Novel Therapies for Unmet Clinical Needs in Myelodysplastic Syndromes

Abstract

Myelodysplastic syndromes (MDS) are a very heterogeneous disease, with extremely variable clinical features and outcomes. Current management relies on risk stratification based on IPSS and IPSS-R, which categorizes patients into low (LR-) and high-risk (HR-) MDS. Therapeutic strategies in LR-MDS patients mainly consist of erythropoiesis stimulating agents (ESAs), transfusion support, and luspatercept or lenalidomide for selected patients. Current unmet needs include the limited options available after treatment failure, and the consequent transfusion burden with several hospital admissions and poor quality of life. Therapeutic approaches in HR-MDS patients are aimed at changing the natural course of the disease and hypometylating agents (HMA) are the first choice. The only potentially curative treatment is allogeneic stem cell transplant (allo-HCT), restricted to a minority of young and fit candidates. Patients unfit for or those that relapse after the abovementioned options harbor an adverse prognosis, with limited overall survival and frequent leukemic evolution. Recent advances in genetic mutations and intracellular pathways that are relevant for MDS pathogenesis are improving disease risk stratification and highlighting therapeutic targets addressed by novel agents. Several drugs are under evaluation for LR and HR patients, which differ by their mechanism of action, reported efficacy, and phase of development. This review analyzes the current unmet clinical needs for MDS patients and provides a critical overview of the novel agents under development in this setting.

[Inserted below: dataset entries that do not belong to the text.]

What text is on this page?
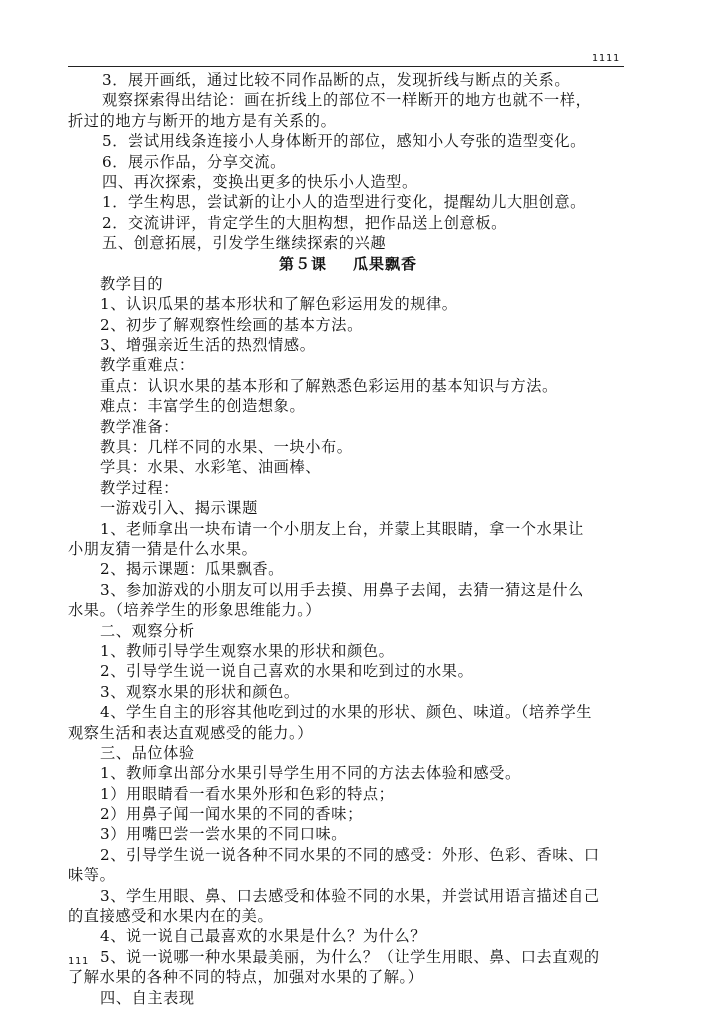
1111
3．展开画纸，通过比较不同作品断的点，发现折线与断点的关系。
观察探索得出结论：画在折线上的部位不一样断开的地方也就不一样，
折过的地方与断开的地方是有关系的。
5．尝试用线条连接小人身体断开的部位，感知小人夸张的造型变化。
6．展示作品，分享交流。
四、再次探索，变换出更多的快乐小人造型。
1．学生构思，尝试新的让小人的造型进行变化，提醒幼儿大胆创意。
2．交流讲评，肯定学生的大胆构想，把作品送上创意板。
五、创意拓展，引发学生继续探索的兴趣
第５课 瓜果飘香
教学目的
1、认识瓜果的基本形状和了解色彩运用发的规律。
2、初步了解观察性绘画的基本方法。
3、增强亲近生活的热烈情感。
教学重难点：
重点：认识水果的基本形和了解熟悉色彩运用的基本知识与方法。
难点：丰富学生的创造想象。
教学准备：
教具：几样不同的水果、一块小布。
学具：水果、水彩笔、油画棒、
教学过程：
一游戏引入、揭示课题
1、老师拿出一块布请一个小朋友上台，并蒙上其眼睛，拿一个水果让
小朋友猜一猜是什么水果。
2、揭示课题：瓜果飘香。
3、参加游戏的小朋友可以用手去摸、用鼻子去闻，去猜一猜这是什么
水果。（培养学生的形象思维能力。）
二、观察分析
1、教师引导学生观察水果的形状和颜色。
2、引导学生说一说自己喜欢的水果和吃到过的水果。
3、观察水果的形状和颜色。
4、学生自主的形容其他吃到过的水果的形状、颜色、味道。（培养学生
观察生活和表达直观感受的能力。）
三、品位体验
1、教师拿出部分水果引导学生用不同的方法去体验和感受。
1）用眼睛看一看水果外形和色彩的特点；
2）用鼻子闻一闻水果的不同的香味；
3）用嘴巴尝一尝水果的不同口味。
2、引导学生说一说各种不同水果的不同的感受：外形、色彩、香味、口
味等。
3、学生用眼、鼻、口去感受和体验不同的水果，并尝试用语言描述自己
的直接感受和水果内在的美。
4、说一说自己最喜欢的水果是什么？为什么？
5、说一说哪一种水果最美丽，为什么？（让学生用眼、鼻、口去直观的
了解水果的各种不同的特点，加强对水果的了解。）
四、自主表现
111
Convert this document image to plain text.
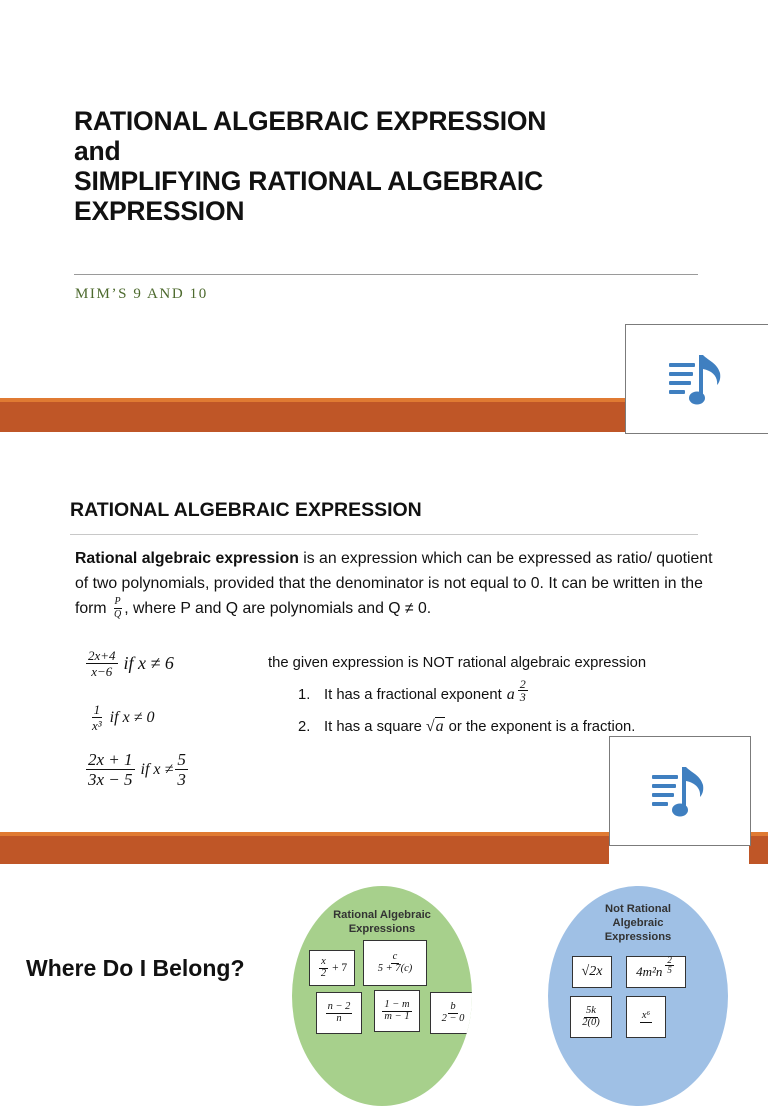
RATIONAL ALGEBRAIC EXPRESSION
and
SIMPLIFYING RATIONAL ALGEBRAIC
EXPRESSION
MIM’S 9 AND 10
RATIONAL ALGEBRAIC EXPRESSION
Rational algebraic expression is an expression which can be expressed as ratio/ quotient of two polynomials, provided that the denominator is not equal to 0. It can be written in the form $\frac{P}{Q}$ , where P and Q are polynomials and Q ≠ 0.
$\frac{2x+4}{x-6}$ if x ≠ 6
$\frac{1}{\text{x³}}$ if x ≠ 0
$\frac{2x + 1}{3x - 5}$ if $x \ne \frac{5}{3}$
the given expression is NOT rational algebraic expression
1. It has a fractional exponent a $\frac{2}{3}$
2. It has a square √a or the exponent is a fraction.
Where Do I Belong?
Rational Algebraic
Expressions
$\frac{x}{2} + 7$	$\frac{c}{5 + 7(c)}$
$\frac{n - 2}{n}$	$\frac{1 - m}{m - 1}$	$\frac{b}{2 - 0}$
Not Rational
Algebraic
Expressions
√2x	$4m^2n \frac{2}{5}$
$\frac{5k}{2(0)}$	x⁶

Keywords: immunotherapy; myelodysplastic syndromes; somatic mutations; target therapy; unmet needs.

Figure 1

Novel therapies for myelodysplastic syndromes: immunologic, epigenetic and molecular targets. The physiopathology of myelodysplasia implies several pathogenic mechanisms, including epigenetic alterations, the disruption of intracellular molecular pathways, and the derangement of immunosurveillance that favors leukemic immune escape. All these pathogenic mechanisms may represent a target for novel drugs. For instance, immune checkpoint inhibitors, such as nivolumab, atezolizumab, durvalumab, ipilimumab, magrolimab, are able to restore T cells and adaptive and innate immunity to target dysplastic hematopoietic stem cells. Other immunotherapies include bispecific antibodies, such as flotetuzumab, and in the future, CART cells. Drugs that target intracellular pathways include luspatercept, galunisertib, sabatolimab, pevonedistat, imetelstat, pexmetinib, venetoclax, tomaralimab, roxadustat, and rigosertib and these act on various levels in cell maturation, survival/apoptosis, ineffective erythropoiesis, response to hypoxia, and telomeres elongation. Targeting epigenetic alteration by hypomethylating agents such as azacytidine, decitabine and novel agents (guadecitabine, decitabine/cedazuridine) restores MDS maturation. Finally, specific mutation inhibitors include H3B-8800, ivosidenib, enasidenib and eprenetapopt, which restore hematopoietic differentiation. Novel drugs for low-risk MDS are represented in blue boxes, drugs for high-risk MDS in green boxes and drugs for low-risk and high-risk MDS in red boxes.